O’Neill’s district authorities model will not work but instead, the money will melt away like ice because of corruption.
It may work for him in Ialibu-Pangia, but surely not for the neighbouring electorate of Kagua-Erave where I come from.
I leave it to others to comment on their respective districts.
The model will not work for as long as politicians are allowed to be gatekeepers of finance.
The millions of kina pumped into districts through the Joint District Planning and Budget Priority Committees (JDP&BPC) and District Services Improvement Programme (DSIP) have not produced results, but have instead created a fertile environment for corruption to grow deep roots into government systems.
The district authorities concept is the same thing as the JDP&BPC except for a name change.
It is a cargo cult scheme devised to finance the political interests and survival of politicians.

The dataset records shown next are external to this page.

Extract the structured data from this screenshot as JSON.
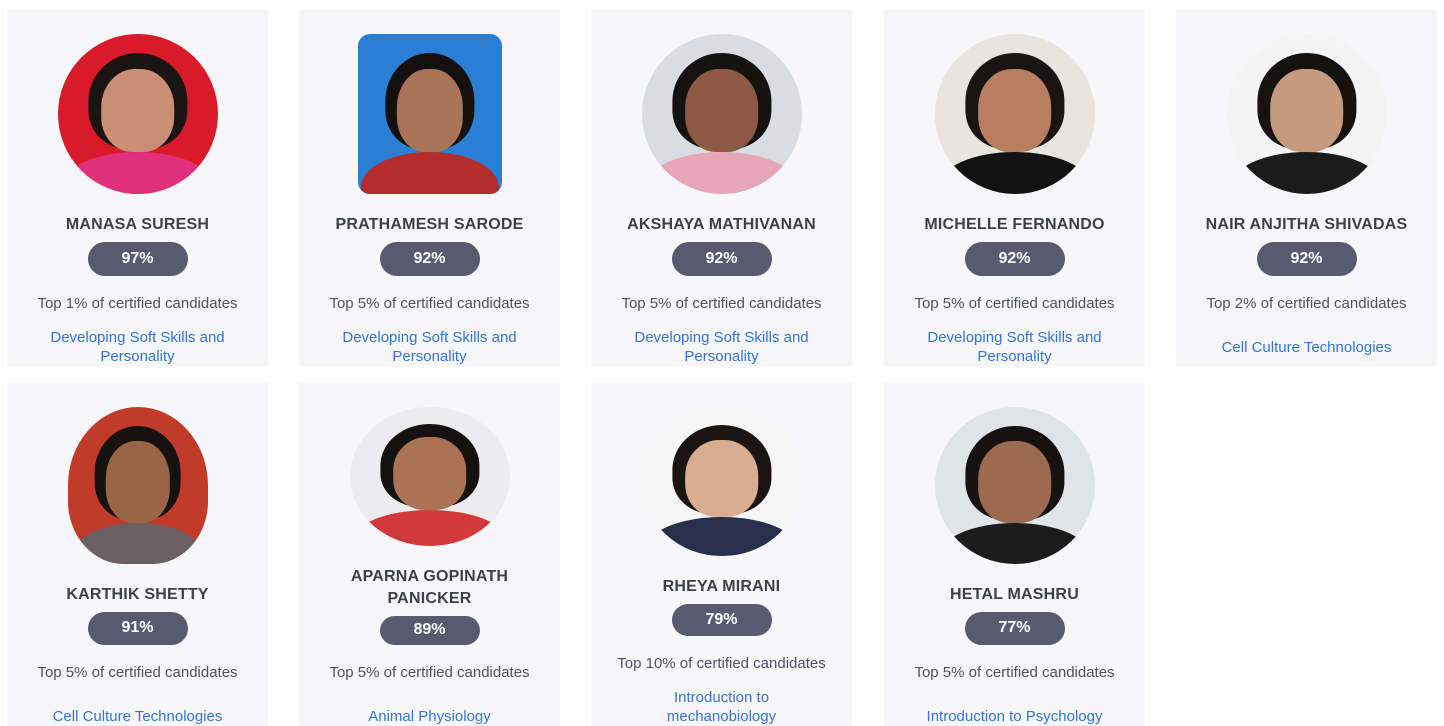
{
  "cards": [
    {
      "name": "MANASA SURESH",
      "score": "97%",
      "rank": "Top 1% of certified candidates",
      "course": "Developing Soft Skills and Personality",
      "photo": {
        "bg": "#d91a2a",
        "hair": "#1b1412",
        "skin": "#c98f76",
        "shirt": "#e0307c"
      }
    },
    {
      "name": "PRATHAMESH SARODE",
      "score": "92%",
      "rank": "Top 5% of certified candidates",
      "course": "Developing Soft Skills and Personality",
      "photo": {
        "bg": "#2a7fd4",
        "hair": "#14100f",
        "skin": "#a8755b",
        "shirt": "#b52c2c"
      }
    },
    {
      "name": "AKSHAYA MATHIVANAN",
      "score": "92%",
      "rank": "Top 5% of certified candidates",
      "course": "Developing Soft Skills and Personality",
      "photo": {
        "bg": "#d9dce2",
        "hair": "#151212",
        "skin": "#8c5a44",
        "shirt": "#e6a6b8"
      }
    },
    {
      "name": "MICHELLE FERNANDO",
      "score": "92%",
      "rank": "Top 5% of certified candidates",
      "course": "Developing Soft Skills and Personality",
      "photo": {
        "bg": "#e7e5dd",
        "hair": "#1a1412",
        "skin": "#b77f5f",
        "shirt": "#121212"
      }
    },
    {
      "name": "NAIR ANJITHA SHIVADAS",
      "score": "92%",
      "rank": "Top 2% of certified candidates",
      "course": "Cell Culture Technologies",
      "photo": {
        "bg": "#f4f4f4",
        "hair": "#151212",
        "skin": "#c79a80",
        "shirt": "#1b1b1b"
      }
    },
    {
      "name": "KARTHIK SHETTY",
      "score": "91%",
      "rank": "Top 5% of certified candidates",
      "course": "Cell Culture Technologies",
      "photo": {
        "bg": "#c23a2a",
        "hair": "#171210",
        "skin": "#9a6546",
        "shirt": "#6a5f62"
      }
    },
    {
      "name": "APARNA GOPINATH PANICKER",
      "score": "89%",
      "rank": "Top 5% of certified candidates",
      "course": "Animal Physiology",
      "photo": {
        "bg": "#ececee",
        "hair": "#151111",
        "skin": "#ab7256",
        "shirt": "#d3383d"
      }
    },
    {
      "name": "RHEYA MIRANI",
      "score": "79%",
      "rank": "Top 10% of certified candidates",
      "course": "Introduction to mechanobiology",
      "photo": {
        "bg": "#f6f6f6",
        "hair": "#1a1413",
        "skin": "#d9ad92",
        "shirt": "#27304a"
      }
    },
    {
      "name": "HETAL MASHRU",
      "score": "77%",
      "rank": "Top 5% of certified candidates",
      "course": "Introduction to Psychology",
      "photo": {
        "bg": "#dfe5e6",
        "hair": "#161212",
        "skin": "#9b6a50",
        "shirt": "#1c1c1c"
      }
    }
  ]
}
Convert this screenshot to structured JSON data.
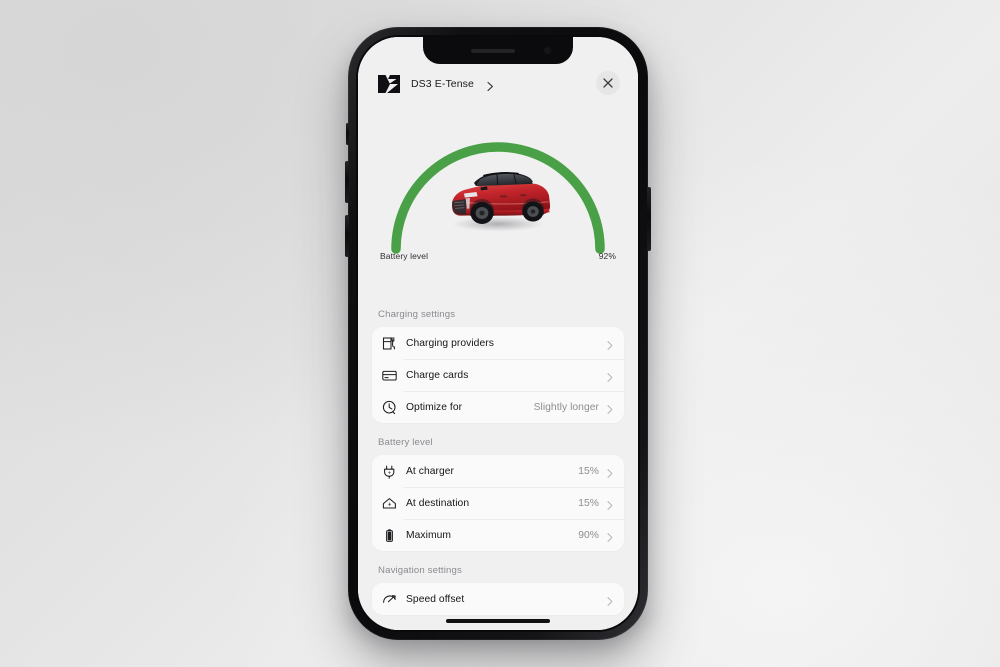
{
  "scene": {
    "background_top": "#d9d9d9",
    "background_bottom": "#ededed"
  },
  "phone": {
    "frame_color": "#101012",
    "screen_background": "#f0f0f1",
    "notch": "notch",
    "home_indicator": "home-indicator",
    "buttons": [
      "mute-switch",
      "volume-up",
      "volume-down",
      "power"
    ]
  },
  "header": {
    "brand_logo": "ds-logo-icon",
    "model": "DS3 E-Tense",
    "model_chevron": "chevron-right-icon",
    "close_label": "close-icon"
  },
  "gauge": {
    "label": "Battery level",
    "value_text": "92%",
    "percent": 92,
    "arc_color": "#4aa047",
    "track_color": "#f0f0f1",
    "vehicle": "red-ds3-crossover"
  },
  "sections": [
    {
      "title": "Charging settings",
      "rows": [
        {
          "icon": "charging-station-icon",
          "label": "Charging providers",
          "value": "",
          "chevron": true
        },
        {
          "icon": "credit-card-icon",
          "label": "Charge cards",
          "value": "",
          "chevron": true
        },
        {
          "icon": "clock-icon",
          "label": "Optimize for",
          "value": "Slightly longer",
          "chevron": true
        }
      ]
    },
    {
      "title": "Battery level",
      "rows": [
        {
          "icon": "plug-icon",
          "label": "At charger",
          "value": "15%",
          "chevron": true
        },
        {
          "icon": "home-bolt-icon",
          "label": "At destination",
          "value": "15%",
          "chevron": true
        },
        {
          "icon": "battery-full-icon",
          "label": "Maximum",
          "value": "90%",
          "chevron": true
        }
      ]
    },
    {
      "title": "Navigation settings",
      "rows": [
        {
          "icon": "speedometer-icon",
          "label": "Speed offset",
          "value": "",
          "chevron": true
        }
      ]
    }
  ],
  "colors": {
    "accent_green": "#4aa047",
    "text_primary": "#16161a",
    "text_secondary": "#8e8e93",
    "section_title": "#8b8b90",
    "card_bg": "#fafafa",
    "screen_bg": "#f0f0f1",
    "car_red": "#c1232b"
  }
}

The JDP&BPC, DSIP or district authorities are mere instruments the ruling government uses to finance and lure politicians to support them.
However, in all fairness, the financial transfer arrangements that target districts and rural areas are a step in the right direction.
O’Neill gets my vote for his visionary ideas.
He has the right attitude in targeting districts and rural areas, but what I disagree with is the model and system that have not worked in delivering results.
It is unfair and morally wrong for a prime minister to increase huge capital or money transfer to a system that is not working.
This is the crux of the argument.
This policy only serves to raise the suspicion that O’Neill is merely trying to brainwash politicians into supporting some constitutional amendments. It is an issue that drives fear into many citizens.
Finally, if O’Neill is genuine about developing districts and improving the lifestyles of the rural populace, he has to redesign the structure and process to ensure that the “house is not built on swamps”.
Politicians must not be allowed to access or use public finances as though it was for their private use.
They must set the policy and make budget allocations and let public servants manage the public finances.
District administrators must be appointed on merit through proper recruitment processes.
All these features must be reviewed to devise a structure that removes political interference.
Unless and until these facets are examined and reviewed to be effective and efficient models, O’Neill’s district authorities will fail to deliver but will instead promote corruption to unprecedented levels.